Vor Kurzem hat das Bundesverwaltungsgericht in Leipzig ein Neubaugebiet in Gaiberg im Rhein-Neckar-Kreis gestoppt. Der Bund für Umwelt und Naturschutz Deutschland (BUND) hatte gegen die beschleunigten „13b-Bebauungsplanverfahren“ geklagt. Das beschleunigte Verfahren sei mit dem Europarecht nicht vereinbar, hat das Gericht entschieden. Gehört auch Neidlingen zu den betroffenen Kommunen?
Nein, sagt der Neidlinger Bürgermeister Jürgen Ebler. Denn der Satzungsbeschluss für das Neubaugebiet Schießhütte sei zwar im 13b-Verfahren, aber bereits im Februar 2022 erfolgt. Als der BUND seine Normenkontrollklage eingereicht habe, sei bereits mehr als ein Jahr vergangen, die einjährige „Rügefrist“ damit abgelaufen gewesen. Ganz auf der sicheren Seite sei die Gemeinde allerdings erst, wenn in den nächsten Wochen die Urteilsbegründung vorliege. Doch Ebler hat für alle Fälle noch einen weiteren Trumpf in der Hinterhand, den er dem fleißigen Landratsamt Esslingen verdankt. Dieses habe, obwohl im beschleunigten 13b-Verfahren so nicht vorgeschrieben, freiwillig eine vollumfängliche Umweltprüfung vorweggenommen.

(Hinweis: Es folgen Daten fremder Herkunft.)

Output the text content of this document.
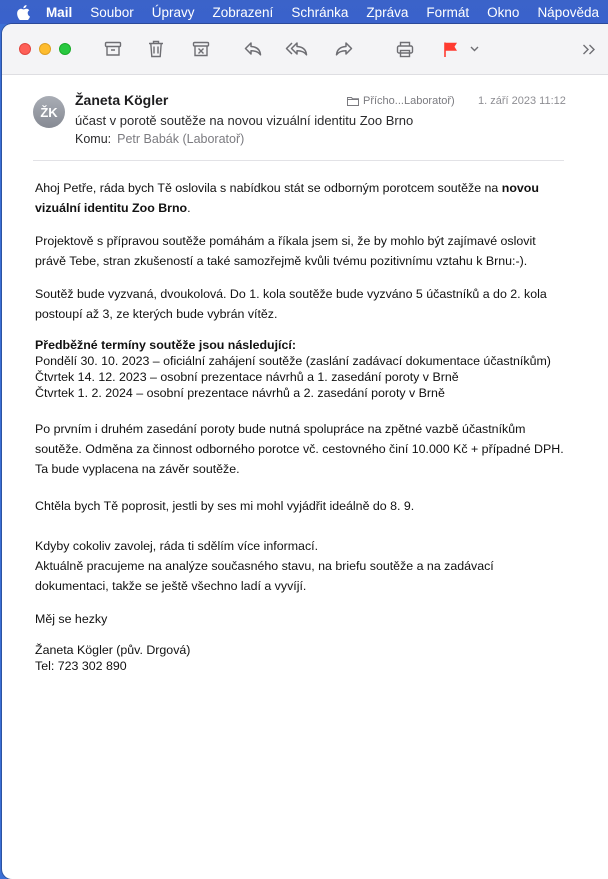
Mail	Soubor	Úpravy	Zobrazení	Schránka	Zpráva	Formát	Okno	Nápověda
ŽK
Žaneta Kögler
účast v porotě soutěže na novou vizuální identitu Zoo Brno
Komu: Petr Babák (Laboratoř)
Přícho...Laboratoř) 1. září 2023 11:12
Ahoj Petře, ráda bych Tě oslovila s nabídkou stát se odborným porotcem soutěže na novou vizuální identitu Zoo Brno.
Projektově s přípravou soutěže pomáhám a říkala jsem si, že by mohlo být zajímavé oslovit právě Tebe, stran zkušeností a také samozřejmě kvůli tvému pozitivnímu vztahu k Brnu:-).
Soutěž bude vyzvaná, dvoukolová. Do 1. kola soutěže bude vyzváno 5 účastníků a do 2. kola postoupí až 3, ze kterých bude vybrán vítěz.
Předběžné termíny soutěže jsou následující:
Pondělí 30. 10. 2023 – oficiální zahájení soutěže (zaslání zadávací dokumentace účastníkům)
Čtvrtek 14. 12. 2023 – osobní prezentace návrhů a 1. zasedání poroty v Brně
Čtvrtek 1. 2. 2024 – osobní prezentace návrhů a 2. zasedání poroty v Brně
Po prvním i druhém zasedání poroty bude nutná spolupráce na zpětné vazbě účastníkům soutěže. Odměna za činnost odborného porotce vč. cestovného činí 10.000 Kč + případné DPH. Ta bude vyplacena na závěr soutěže.
Chtěla bych Tě poprosit, jestli by ses mi mohl vyjádřit ideálně do 8. 9.
Kdyby cokoliv zavolej, ráda ti sdělím více informací.
Aktuálně pracujeme na analýze současného stavu, na briefu soutěže a na zadávací dokumentaci, takže se ještě všechno ladí a vyvíjí.
Měj se hezky
Žaneta Kögler (pův. Drgová)
Tel: 723 302 890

Zwei Umweltverbände, zwei Rechtsverfahren
Die Klage des BUND ist das eine, der Widerspruch des Landesverbands des Naturschutzbunds Deutschland (Nabu) gegen die Genehmigung nach Paragraf 33a des Landratsamtes das andere: zwei Umweltverbände, zwei Rechtsverfahren. Diese „Umwandlungsgenehmigung“ nach 33a braucht eine Gemeinde, die auf einer Streuobstwiese bauen will. Im Fall von Neidlingen hat das Landratsamt am 18. April die „sofortige Vollziehbarkeit“ angeordnet. Das „sofort“ gilt in diesem Fall allerdings erst am 2. Oktober: Bis 30. September verbietet die Vegetationsperiode Fällungen, der 1. Oktober ist ein Sonntag. Nach aktuellem Stand geht die Gemeinde Neidlingen davon aus, dass sie am 2. Oktober mit der Erschließung des Baugebiets beginnen kann. Das würde die Fällung von 19 Obstbäumen bedeuten, für die die Gemeinde aber an anderer Stelle bereits einen ökologischen Ausgleich geschaffen hat. Dafür geeignete Flächen gibt es in Neidlingen genug, etwa auf bisher nicht mehr bewirtschafteten und von Verwilderung bedrohten Streuobstwiesen.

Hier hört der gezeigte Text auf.